I have talked briefly about Paul Zeitz's book The Art and Craft of Problem Solving and have just read Learning and Doing by John Mason. Both of these books give the reader strategies for getting started on problems; I am going to summarise what they have to say, then give some examples of these strategies in action.
Zeitz's suggests you start by getting oriented. He talks about some obvious steps such as reading the question, identifying the hypothesis, comparing to to previous problems, etc. He also talks about classifying the problem (is it a problem to solve, or a problem to find?). He also suggests that restating the problem in your own words might be useful.
So far, so obvious. But how exactly do I get oriented? Zeitz suggests three or four strategies:
- Get Your Hands Dirty involves experimenting, such as plugging in some numbers and seeing what happens. For me, this is actually how I get oriented.
- Wishful Thinking and Make it Easier are connected strategies; they are about making the problem simpler in some way, perhaps by making the numbers or algebra easier to deal with, or drawing a picture, perhaps solving a simpler version or just part of the problem. Again, this is part of getting oriented for me.
- Penultimate Step is interesting. If you know what the desired conclusion is, ask yourself what might reach that conclusion in single step, and aim for this. This is not something I do very often, but would probably make me a better problem solver!
As a mathematician you may do some or all of these automatically, but how many of your students do?
An interesting idea that Zeitz also talks about is the 'Fantasy Answer' strategy.
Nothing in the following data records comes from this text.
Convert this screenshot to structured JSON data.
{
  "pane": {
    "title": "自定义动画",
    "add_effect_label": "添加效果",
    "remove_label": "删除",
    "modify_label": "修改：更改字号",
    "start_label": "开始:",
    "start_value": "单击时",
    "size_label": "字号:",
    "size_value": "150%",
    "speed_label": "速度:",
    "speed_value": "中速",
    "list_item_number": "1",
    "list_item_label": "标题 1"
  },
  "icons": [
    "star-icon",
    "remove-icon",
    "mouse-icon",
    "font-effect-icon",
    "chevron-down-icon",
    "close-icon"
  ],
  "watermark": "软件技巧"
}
When faced with a complex problem, just guess an answer, in the interests of just getting something down on paper and making yourself feel a bit better. Although the answer will almost certainly be wrong, rereading the question in light of the fantasy answer may shed some more light on steps forward.
Mason has a similar view of solving problems, but used the language of specializing. More precisely, he talks of specializing appropriately. Specializing appropriately is about making an abstract problem more concrete to you, which means to describe the problem using objects that you are familiar with and that you can confidently manipulate. (This is connected to the idea that what constitutes a problem or an exercise being in the eye of the beholder.)
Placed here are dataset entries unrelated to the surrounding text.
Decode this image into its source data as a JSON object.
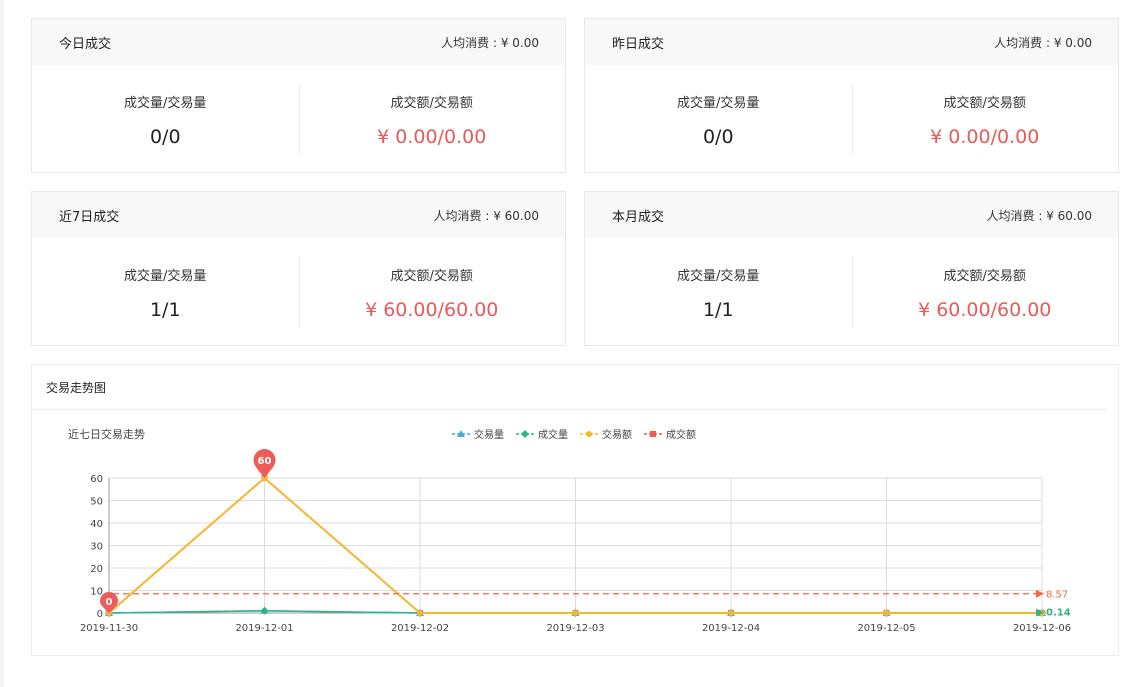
{
  "cards": [
    {
      "title": "今日成交",
      "avg": "人均消费 : ¥ 0.00",
      "left_label": "成交量/交易量",
      "left_value": "0/0",
      "right_label": "成交额/交易额",
      "right_value": "¥ 0.00/0.00"
    },
    {
      "title": "昨日成交",
      "avg": "人均消费 : ¥ 0.00",
      "left_label": "成交量/交易量",
      "left_value": "0/0",
      "right_label": "成交额/交易额",
      "right_value": "¥ 0.00/0.00"
    },
    {
      "title": "近7日成交",
      "avg": "人均消费 : ¥ 60.00",
      "left_label": "成交量/交易量",
      "left_value": "1/1",
      "right_label": "成交额/交易额",
      "right_value": "¥ 60.00/60.00"
    },
    {
      "title": "本月成交",
      "avg": "人均消费 : ¥ 60.00",
      "left_label": "成交量/交易量",
      "left_value": "1/1",
      "right_label": "成交额/交易额",
      "right_value": "¥ 60.00/60.00"
    }
  ],
  "chart_panel": {
    "title": "交易走势图"
  },
  "chart_data": {
    "type": "line",
    "title": "近七日交易走势",
    "x": [
      "2019-11-30",
      "2019-12-01",
      "2019-12-02",
      "2019-12-03",
      "2019-12-04",
      "2019-12-05",
      "2019-12-06"
    ],
    "ylim": [
      0,
      60
    ],
    "yticks": [
      0,
      10,
      20,
      30,
      40,
      50,
      60
    ],
    "legend_position": "top-center",
    "grid": true,
    "series": [
      {
        "name": "交易量",
        "color": "#4aa7d6",
        "marker": "triangle",
        "values": [
          0,
          1,
          0,
          0,
          0,
          0,
          0
        ]
      },
      {
        "name": "成交量",
        "color": "#2fb38a",
        "marker": "diamond",
        "values": [
          0,
          1,
          0,
          0,
          0,
          0,
          0
        ]
      },
      {
        "name": "交易额",
        "color": "#f5b731",
        "marker": "circle",
        "values": [
          0,
          60,
          0,
          0,
          0,
          0,
          0
        ]
      },
      {
        "name": "成交额",
        "color": "#ef5b5b",
        "marker": "square",
        "values": [
          0,
          60,
          0,
          0,
          0,
          0,
          0
        ]
      }
    ],
    "annotations": {
      "max_label": "60",
      "min_label": "0",
      "avg_line": {
        "value": 8.57,
        "label": "8.57",
        "color": "#f06a4a"
      },
      "avg_line_small": {
        "value": 0.14,
        "label": "0.14",
        "color": "#2fb38a"
      }
    }
  }
}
He gives the examples of using physical objects, numbers, fewer dimensions - basically, the same as Zeitz's get your hands dirty and make it easier strategies above. He makes the valuable point that, as your mathematical expertise grows, the 'objects' which give you confidence, and with which you specialise, become increasingly abstract.
These strategies are clearly very similar, and match with my experience of solving problems. When writing the scaffolded problem sets for this site, the first step I suggest in nearly all cases is to make it easier, solve a smaller version of the problem, or put in some numbers. Here are a couple of examples:
These strategies for getting started are crucial to improving as a problem solver - they help you get something down on paper and give you an idea of what is going on. All this increases confidence, which increases our perceived chances of solving a problem, and make us more likely to keep trying!